Of course, Bertrand Russell, Friedrich Nietzsche, John Paul Sartre, and J. L. Mackie all knew that it was wrong to torture little children. Many atheists and secularists have been, still are, and will be “good” people, at times even “better” than their religious counterparts (after all, when was the last time a skeptic strapped himself full of explosives and took out a city bus?). That atheists and secularists can devise internally coherent moral systems is not the issue; the issue, instead, is what they can’t do—and that is derive an internally coherent moral system based upon any transcendent or immutable absolute because—they assert (often absolutely)—none exists.

A system is only as stable as its foundation. Why build a house on pink elephants when nothing more than a purple turtle could knock it down?
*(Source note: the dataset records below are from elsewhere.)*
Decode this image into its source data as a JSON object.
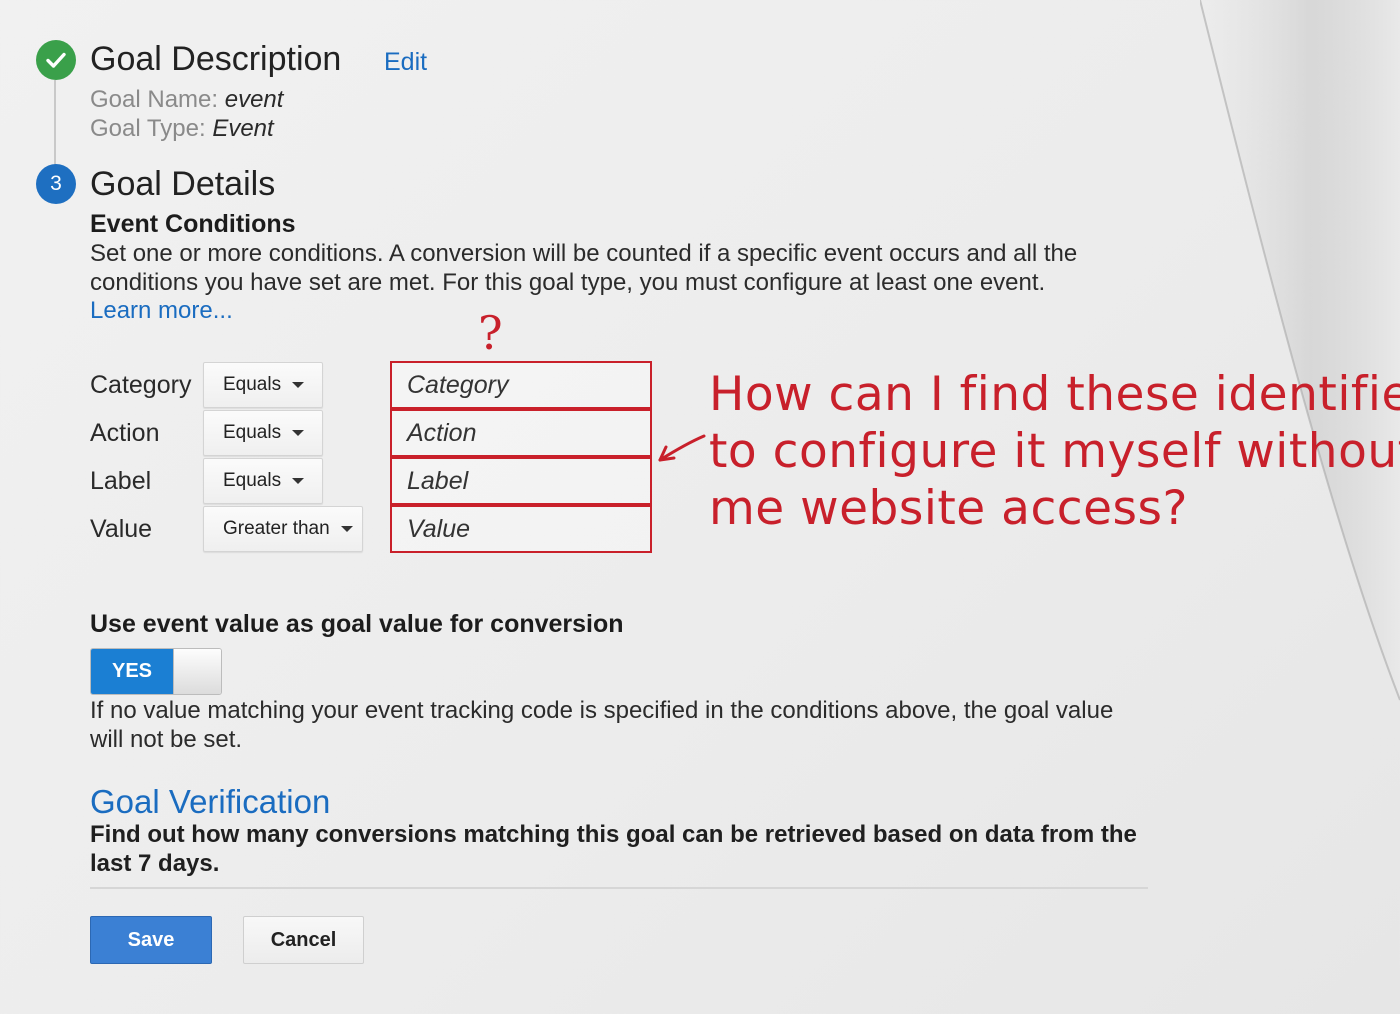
{
  "goal_description": {
    "title": "Goal Description",
    "edit_label": "Edit",
    "name_label": "Goal Name:",
    "name_value": "event",
    "type_label": "Goal Type:",
    "type_value": "Event"
  },
  "goal_details": {
    "step_number": "3",
    "title": "Goal Details",
    "conditions_title": "Event Conditions",
    "description_line1": "Set one or more conditions. A conversion will be counted if a specific event occurs and all the",
    "description_line2": "conditions you have set are met. For this goal type, you must configure at least one event.",
    "learn_more": "Learn more...",
    "rows": [
      {
        "label": "Category",
        "operator": "Equals",
        "placeholder": "Category"
      },
      {
        "label": "Action",
        "operator": "Equals",
        "placeholder": "Action"
      },
      {
        "label": "Label",
        "operator": "Equals",
        "placeholder": "Label"
      },
      {
        "label": "Value",
        "operator": "Greater than",
        "placeholder": "Value"
      }
    ]
  },
  "annotation": {
    "question_mark": "?",
    "line1": "How can I find these identifiers",
    "line2": "to configure it myself without",
    "line3": "me website access?",
    "color": "#c8202b"
  },
  "event_value": {
    "title": "Use event value as goal value for conversion",
    "toggle_label": "YES",
    "toggle_state": true,
    "note_line1": "If no value matching your event tracking code is specified in the conditions above, the goal value",
    "note_line2": "will not be set."
  },
  "goal_verification": {
    "title": "Goal Verification",
    "text_line1": "Find out how many conversions matching this goal can be retrieved based on data from the",
    "text_line2": "last 7 days."
  },
  "actions": {
    "save_label": "Save",
    "cancel_label": "Cancel"
  },
  "colors": {
    "accent_blue": "#1a6cc0",
    "step_done_green": "#3aa04a",
    "annotation_red": "#c8202b"
  }
}
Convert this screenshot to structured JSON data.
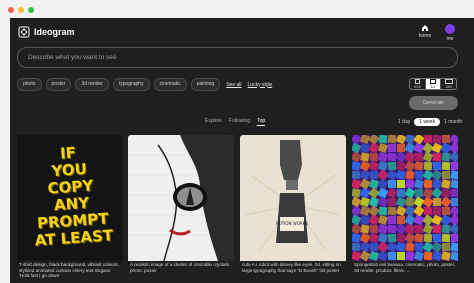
{
  "window": {
    "dot_colors": [
      "#f25f57",
      "#fbbc2e",
      "#27c840"
    ]
  },
  "header": {
    "brand": "Ideogram",
    "nav": [
      {
        "label": "home",
        "icon": "home-icon"
      },
      {
        "label": "me",
        "icon": "avatar"
      }
    ]
  },
  "search": {
    "placeholder": "Describe what you want to see"
  },
  "chips": [
    "photo",
    "poster",
    "3d render",
    "typography",
    "cinematic",
    "painting"
  ],
  "links": {
    "see_all": "See all",
    "lucky": "Lucky style"
  },
  "aspect_ratios": [
    {
      "label": "9/16",
      "active": false
    },
    {
      "label": "1/1",
      "active": true
    },
    {
      "label": "16/9",
      "active": false
    }
  ],
  "generate_label": "Generate",
  "tabs": [
    {
      "label": "Explore",
      "active": false
    },
    {
      "label": "Following",
      "active": false
    },
    {
      "label": "Top",
      "active": true
    }
  ],
  "time_filters": [
    {
      "label": "1 day",
      "active": false
    },
    {
      "label": "1 week",
      "active": true
    },
    {
      "label": "1 month",
      "active": false
    }
  ],
  "cards": [
    {
      "caption": "T-shirt design, black background, vibrant colours, stylized animated cartoon celery text slogans 'Hold fast | go down'",
      "poster_text": [
        "IF",
        "YOU",
        "COPY",
        "ANY",
        "PROMPT",
        "AT LEAST"
      ]
    },
    {
      "caption": "A realistic image of a cluster of crocodile crystals, photo, poster"
    },
    {
      "caption": "cute A.I robot with disney like eyes, 3d, sitting on large typography that says \"D Boosh\" full poster",
      "bottle_label": "POTION WORKS"
    },
    {
      "caption": "SpongeBob evil banana, cinematic, photo, poster, 3d render, product, filmic, ..."
    }
  ]
}
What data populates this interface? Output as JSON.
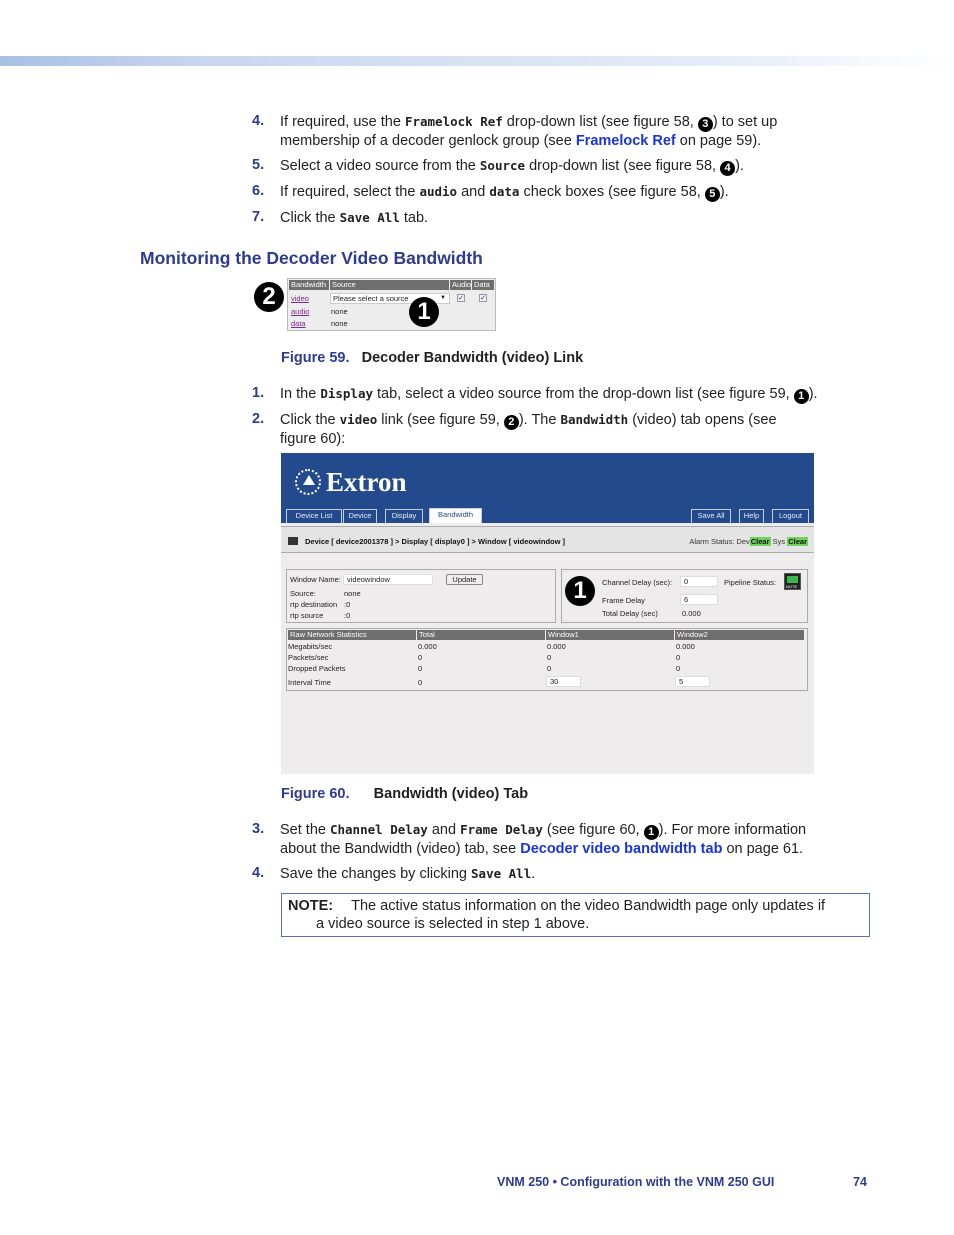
{
  "steps_top": [
    {
      "num": "4.",
      "parts": [
        "If required, use the ",
        "Framelock Ref",
        " drop-down list (see figure 58, ",
        "3",
        ") to set up"
      ],
      "line2_parts": [
        "membership of a decoder genlock group (see ",
        "Framelock Ref",
        " on page 59)."
      ]
    },
    {
      "num": "5.",
      "parts": [
        "Select a video source from the ",
        "Source",
        " drop-down list (see figure 58, ",
        "4",
        ")."
      ]
    },
    {
      "num": "6.",
      "parts": [
        "If required, select the ",
        "audio",
        " and ",
        "data",
        " check boxes (see figure 58, ",
        "5",
        ")."
      ]
    },
    {
      "num": "7.",
      "parts": [
        "Click the ",
        "Save All",
        " tab."
      ]
    }
  ],
  "section_heading": "Monitoring the Decoder Video Bandwidth",
  "figure59": {
    "headers": [
      "Bandwidth",
      "Source",
      "Audio",
      "Data"
    ],
    "rows": [
      {
        "link": "video",
        "value": "Please select a source"
      },
      {
        "link": "audio",
        "value": "none"
      },
      {
        "link": "data",
        "value": "none"
      }
    ],
    "callouts": [
      "2",
      "1"
    ],
    "caption_number": "Figure 59.",
    "caption_title": "Decoder Bandwidth (video) Link"
  },
  "steps_mid": [
    {
      "num": "1.",
      "parts": [
        "In the ",
        "Display",
        " tab, select a video source from the drop-down list (see figure 59, ",
        "1",
        ")."
      ]
    },
    {
      "num": "2.",
      "parts": [
        "Click the ",
        "video",
        " link (see figure 59, ",
        "2",
        "). The ",
        "Bandwidth",
        " (video) tab opens (see"
      ],
      "line2": "figure 60):"
    }
  ],
  "figure60": {
    "brand": "Extron",
    "tabs_left": [
      "Device List",
      "Device",
      "Display",
      "Bandwidth"
    ],
    "active_tab": "Bandwidth",
    "tabs_right": [
      "Save All",
      "Help",
      "Logout"
    ],
    "breadcrumb": "Device [ device2001378 ]  >  Display [ display0 ]  >  Window [ videowindow ]",
    "alarm_label": "Alarm Status:",
    "alarm_dev_label": "Dev",
    "alarm_dev_value": "Clear",
    "alarm_sys_label": "Sys",
    "alarm_sys_value": "Clear",
    "window_name_label": "Window Name:",
    "window_name_value": "videowindow",
    "update_button": "Update",
    "source_label": "Source:",
    "source_value": "none",
    "rtp_dest_label": "rtp destination",
    "rtp_dest_value": ":0",
    "rtp_src_label": "rtp source",
    "rtp_src_value": ":0",
    "channel_delay_label": "Channel Delay (sec):",
    "channel_delay_value": "0",
    "frame_delay_label": "Frame Delay",
    "frame_delay_value": "6",
    "total_delay_label": "Total Delay (sec)",
    "total_delay_value": "0.000",
    "pipeline_label": "Pipeline Status:",
    "callout": "1",
    "stats_headers": [
      "Raw Network Statistics",
      "Total",
      "Window1",
      "Window2"
    ],
    "stats_rows": [
      {
        "label": "Megabits/sec",
        "total": "0.000",
        "w1": "0.000",
        "w2": "0.000"
      },
      {
        "label": "Packets/sec",
        "total": "0",
        "w1": "0",
        "w2": "0"
      },
      {
        "label": "Dropped Packets",
        "total": "0",
        "w1": "0",
        "w2": "0"
      },
      {
        "label": "Interval Time",
        "total": "0",
        "w1": "30",
        "w2": "5"
      }
    ],
    "caption_number": "Figure 60.",
    "caption_title": "Bandwidth (video) Tab"
  },
  "steps_bottom": [
    {
      "num": "3.",
      "parts": [
        "Set the ",
        "Channel Delay",
        " and ",
        "Frame Delay",
        " (see figure 60, ",
        "1",
        "). For more information"
      ],
      "line2_parts": [
        "about the Bandwidth (video) tab, see ",
        "Decoder video bandwidth tab",
        " on page 61."
      ]
    },
    {
      "num": "4.",
      "parts": [
        "Save the changes by clicking ",
        "Save All",
        "."
      ]
    }
  ],
  "note": {
    "label": "NOTE:",
    "line1": "The active status information on the video Bandwidth page only updates if",
    "line2": "a video source is selected in step 1 above."
  },
  "footer": {
    "title": "VNM 250 • Configuration with the VNM 250 GUI",
    "page": "74"
  }
}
We work only with what’s available, and for the secularist and the atheist, what’s available is only conditional, relative, human, and nothing more because there is nothing else.

If values are derived from humanity, from human needs, from human nature, and from human desires alone, because these needs, natures, and desires are malleable, fluctuating, and transient, all moral systems based on them must be as well. Maybe that’s good; maybe values should change along with desires and needs; maybe morals should fluctuate with the winter solstice or the full moon; maybe there should be no moral axioms, only moral hypotheses; maybe there should be no moral imperatives, only moral hunches. Maybe truth is more poetic than geometric, more hormonal than metaphysical, more like wind than rocks. If so, then one must admit that, given specific circumstances, torturing little children might be the moral thing to do. Who can say with terminal certainty that it’s wrong when, working only with the conditional and the relative, you can never say anything but the conditional and the relative?

Dostoevsky grappled with these questions so fervently that the pages of Crime and Punishment stick together with the sweat of his intellectual and moral turmoil. Sofya Semyonovna Marmeladov becomes a prostitute in order to feed her starving little brother and sister. Rodion Ramonovitch Raskolnikov kills a nasty, spiteful old usurer and steals her money in order to help his mother and sister, to advance his studies, and to become someone great who will devote himself to fulfilling his “humane obligations to mankind.”

Were these acts, given the intense circumstances that framed them, wrong? Was Rodion Ramonovitch right when he said that “a single misdeed is permissible if the principal aim is right, a solitary wrongdoing and hundreds of good deeds?" If there is no God who has imposed an immutable moral order on the universe, what grounds can one use to categorically condemn murder and prostitution? What authority can, justly, impose these moral restraints upon autonomous souls?

None.

That’s what life without God would be like. That’s why, in the end, it’s not really life.